Schon nach wenigen Tagen gibt es eine Auseinandersetzung mit der neuen Pflegerin. Nader findet seinen Vater allein und ans Bett gefesselt vor. Bei ihrer Rückkehr wirft er die Frau wütend aus der Wohnung. Tags darauf wird er angezeigt, die Frau war schwanger gewesen und erlitt nun eine Fehlgeburt, angeblich hat er sie die Treppe hinunter geworfen. Er wird verhört, der Vorwurf lautet: Mord. Wir blicken auf die Flure von Polizei und Gerichten, sehen die Menschen dort in Handschellen. Ein unheimlicher Apparat zeigt sich – und die Menschen schauen teils müde, teil offen verächtlich um sich. Wer gilt in Iran heute alles für kriminell?

Asghar Farhadi gelingt hier nicht weniger als ein ästhetisch überzeugendes Sittenbild des heutigen Iran. Weniger direkt, als Rafi Pitts es auf der vorigen Berlinale mit »Zeit des Zorns« vorstellte, der eine unverhohlene Anklage des Polizeistaats war. Farhadi erzählt indirekt von einem Land mit einer langen Kulturtradition – auch im Weltkino! –, das seine inneren Bindekräfte verloren hat und nur noch durch äußeren Zwang zusammengehalten wird.

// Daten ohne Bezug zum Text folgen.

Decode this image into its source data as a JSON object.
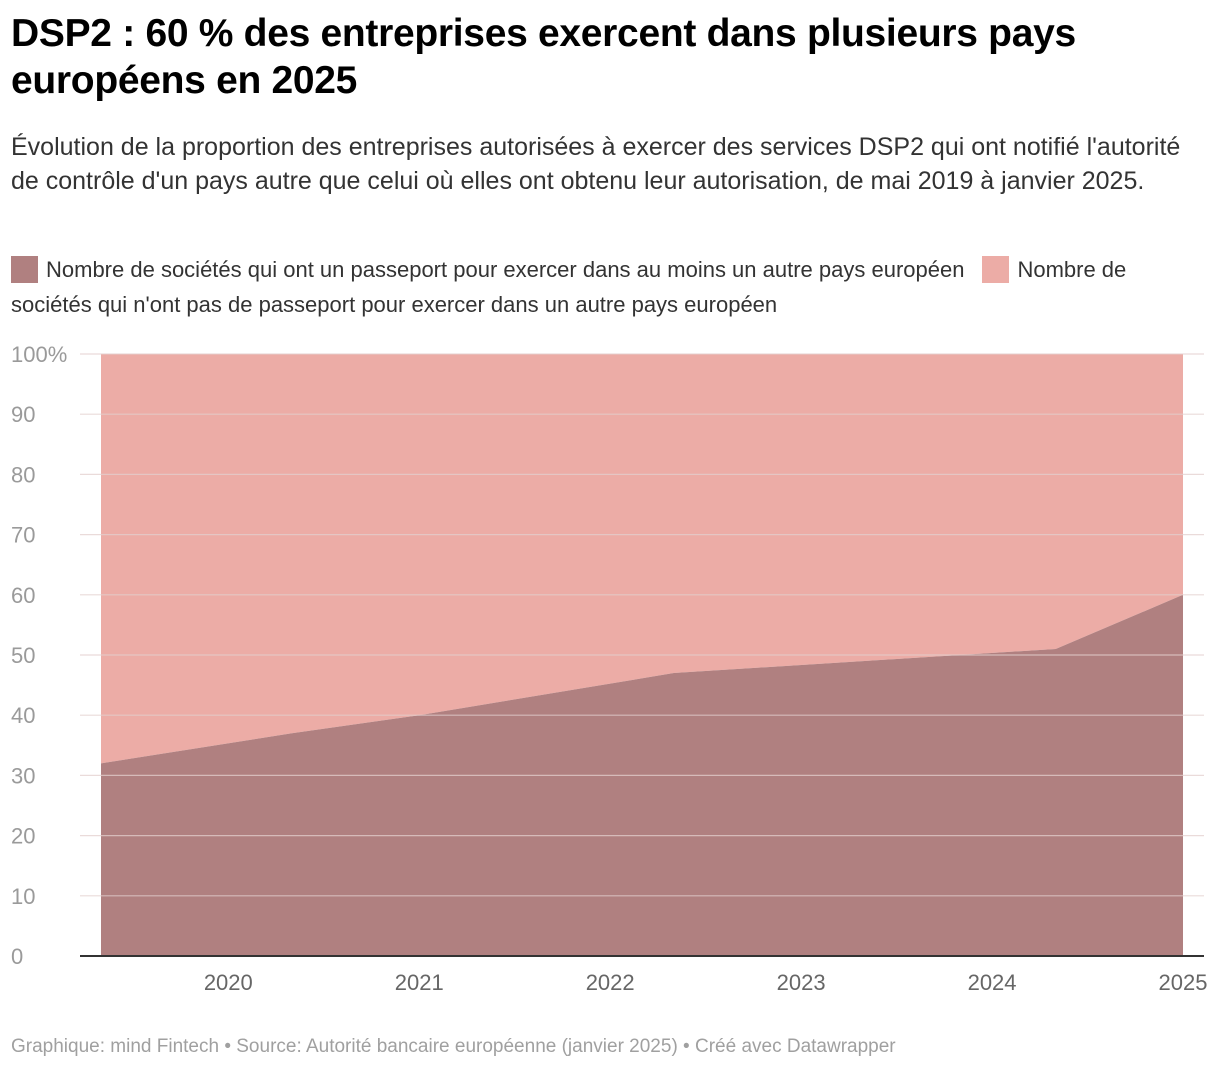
{
  "title": "DSP2 : 60 % des entreprises exercent dans plusieurs pays européens en 2025",
  "subtitle": "Évolution de la proportion des entreprises autorisées à exercer des services DSP2 qui ont notifié l'autorité de contrôle d'un pays autre que celui où elles ont obtenu leur autorisation, de mai 2019 à janvier 2025.",
  "footer": "Graphique: mind Fintech • Source: Autorité bancaire européenne (janvier 2025) • Créé avec Datawrapper",
  "colors": {
    "passport": "#b08080",
    "no_passport": "#ecaca6",
    "grid": "#e3cfcd",
    "axis": "#333333"
  },
  "chart_data": {
    "type": "area",
    "stacked": true,
    "percent_stacked": true,
    "x": [
      "2019-05",
      "2020-05",
      "2021-01",
      "2022-05",
      "2023-05",
      "2024-05",
      "2025-01"
    ],
    "series": [
      {
        "name": "Nombre de sociétés qui ont un passeport pour exercer dans au moins un autre pays européen",
        "values": [
          32,
          37,
          40,
          47,
          49,
          51,
          60
        ]
      },
      {
        "name": "Nombre de sociétés qui n'ont pas de passeport pour exercer dans un autre pays européen",
        "values": [
          68,
          63,
          60,
          53,
          51,
          49,
          40
        ]
      }
    ],
    "xticks": [
      "2020",
      "2021",
      "2022",
      "2023",
      "2024",
      "2025"
    ],
    "yticks": [
      "0",
      "10",
      "20",
      "30",
      "40",
      "50",
      "60",
      "70",
      "80",
      "90",
      "100%"
    ],
    "ylim": [
      0,
      100
    ],
    "grid": true,
    "legend_position": "top"
  }
}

Großartig Peyman Moadi als Nader, ein von den Umständen überforderter Mann, dabei auf überzeugende Weise entschlossen, nicht zu zerbrechen. Fast unheimlich autark dagegen Leila Hatami als Simin. Innerlich haben sich die beiden in ein gegenseitiges Missverstehen geflüchtet, das nicht unkorrigierbar scheint. Simins Familie stellt für Nader die Kaution, man hilft, man vermittelt, das ja – aber immer bleibt da der grundsätzliche Dissens. Wo liegt ihre Zukunft? Simin hat abgeschlossen mit Iran. Nader aber, der zu Unrecht beschuldigt wird, der seine unter der Trennung leidende Tochter nicht verlieren will und auch den kranken Vater pflegt, ist ein Hoffnungsträger. Ein beladener Mensch, der, von Widersprüchen fast zerrissen, auszuhalten versucht, viel mehr gibt, als er bekommt.

Das ist das Aroma von Freiheit und (Neu-)Ordnung, die unbedingte Entschlossenheit von »Wir bleiben hier« und »Wir sind das Volk«. Die arabische Welt ist derzeit wie im Fieber. Die Krankheit liegt offen – und ob sie zur Heilung oder zum Tode führt, dass hängt vor allem von den Menschen ab, die trotz ihrer Unzufriedenheit dageblieben sind. So atmet dieser auf seine subtil-poetische Art wahrlich Bärenwürdige Film auf engstem Raum den Geist der Veränderung.